Fig. 28. Example results. (a) Input images; (b) FCN; (c) FCN–simple RNN; (d) FCN–ConvLSTM [233].

At present, this research is being leveraged to develop rapid post-earthquake inspection strategies for transportation infrastructure.

《7. Summary and conclusions》

7. Summary and conclusions

This paper presented an overview of recent advances in computer vision-based civil infrastructure inspection and monitoring. Manual visual inspection is currently the main means of assessing the condition of civil infrastructure. Computer vision for civil infrastructure inspection and monitoring is a natural step forward and can be readily adopted to aid and eventually replace manual visual inspection, while offering new advantages and opportunities. However, the use of image data can be a double-edged sword; as although rich spatial, textural, and contextual information is available in each image, the process of extracting actionable information from these images is challenging. The research community has been successful in demonstrating the feasibility of vision algorithms, ranging from deep learning to optical flow. The inspection applications discussed in this article were classified into the following three categories: characterizing local and global visible damage, detecting changes from a reference image, and structural component recognition. Recent progress in automated inspections has stemmed from the replacement of heuristic-based methods with data-driven detection, where deep models are built by training on large sets of data. The monitoring applications discussed spanned both static and dynamic applications. The application of full-field measurement techniques and the extension of laboratory techniques to full-scale infrastructure has provided impetus for further growth.
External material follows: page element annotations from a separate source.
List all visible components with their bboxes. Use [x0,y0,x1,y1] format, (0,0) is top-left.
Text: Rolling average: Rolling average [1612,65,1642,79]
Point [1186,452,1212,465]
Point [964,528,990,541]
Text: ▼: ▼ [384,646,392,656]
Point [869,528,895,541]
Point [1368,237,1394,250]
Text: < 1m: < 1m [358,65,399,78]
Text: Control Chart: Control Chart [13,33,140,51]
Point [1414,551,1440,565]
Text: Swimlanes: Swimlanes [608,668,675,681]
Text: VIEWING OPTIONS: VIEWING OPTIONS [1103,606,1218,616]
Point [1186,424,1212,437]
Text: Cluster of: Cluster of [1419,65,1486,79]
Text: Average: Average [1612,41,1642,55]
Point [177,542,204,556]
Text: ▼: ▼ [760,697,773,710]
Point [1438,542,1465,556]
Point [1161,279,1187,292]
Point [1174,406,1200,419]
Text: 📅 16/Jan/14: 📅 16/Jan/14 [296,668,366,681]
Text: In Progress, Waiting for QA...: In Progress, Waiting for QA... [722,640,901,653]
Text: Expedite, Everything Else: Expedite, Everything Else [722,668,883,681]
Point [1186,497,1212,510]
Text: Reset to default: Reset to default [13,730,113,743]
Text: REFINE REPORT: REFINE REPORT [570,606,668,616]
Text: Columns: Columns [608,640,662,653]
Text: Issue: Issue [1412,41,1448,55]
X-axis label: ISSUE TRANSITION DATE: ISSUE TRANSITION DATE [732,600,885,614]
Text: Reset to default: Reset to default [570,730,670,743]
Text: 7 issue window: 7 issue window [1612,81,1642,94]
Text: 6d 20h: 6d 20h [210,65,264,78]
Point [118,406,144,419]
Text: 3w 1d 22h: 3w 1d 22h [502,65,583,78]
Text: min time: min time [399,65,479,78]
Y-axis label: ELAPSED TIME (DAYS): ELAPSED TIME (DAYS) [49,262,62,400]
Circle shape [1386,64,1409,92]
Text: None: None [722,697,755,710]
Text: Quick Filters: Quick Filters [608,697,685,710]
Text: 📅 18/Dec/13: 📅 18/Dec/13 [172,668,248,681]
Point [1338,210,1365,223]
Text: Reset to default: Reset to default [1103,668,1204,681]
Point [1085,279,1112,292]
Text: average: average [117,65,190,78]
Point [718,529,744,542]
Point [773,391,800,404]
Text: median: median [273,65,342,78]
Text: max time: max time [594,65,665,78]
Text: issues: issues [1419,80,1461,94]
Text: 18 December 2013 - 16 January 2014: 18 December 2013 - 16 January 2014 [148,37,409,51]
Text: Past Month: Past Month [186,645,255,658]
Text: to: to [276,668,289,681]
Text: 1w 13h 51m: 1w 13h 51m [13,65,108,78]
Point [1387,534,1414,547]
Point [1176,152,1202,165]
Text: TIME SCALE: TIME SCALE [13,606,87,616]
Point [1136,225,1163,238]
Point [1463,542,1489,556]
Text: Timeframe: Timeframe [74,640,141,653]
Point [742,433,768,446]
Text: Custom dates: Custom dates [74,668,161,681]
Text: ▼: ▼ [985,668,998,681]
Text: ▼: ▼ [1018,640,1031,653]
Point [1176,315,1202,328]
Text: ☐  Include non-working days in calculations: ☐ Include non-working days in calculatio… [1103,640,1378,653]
This paper also presented key challenges that the research community faces toward the realization of automated vision-based inspection and monitoring. These challenges broadly lie in converting the features and signals extracted by vision-based methods into actionable data that can aid decision-making at a higher level.

Finally, three areas of ongoing research aimed at enabling automated inspections were presented: the generation of conditionaware models, the development of synthetic data through graphics models, and methods for the assimilation of data from video. The rapid advances in research in computer vision-based inspection and monitoring of civil infrastructure described in this paper will enable time-efficient, cost-effective, and eventually automated civil infrastructure inspection and monitoring, heralding a coming revolution in the way that infrastructure is maintained and managed, ultimately leading to safer and more resilient cities throughout the world.

《Acknowledgements》

Acknowledgements

This research was supported in part by funding from the US Army Corps of Engineers under a project entitled “Cybermodeling: A Digital Surrogate Approach for Optimal Risk-Based Operations and Infrastructure” (W912HZ-17-2-0024).

《Compliance with ethics guidelines》

Compliance with ethics guidelines

Billie F. Spencer Jr., Vedhus Hoskere, and Yasutaka Narazaki declare that they have no conflict of interest or financial conflicts to disclose.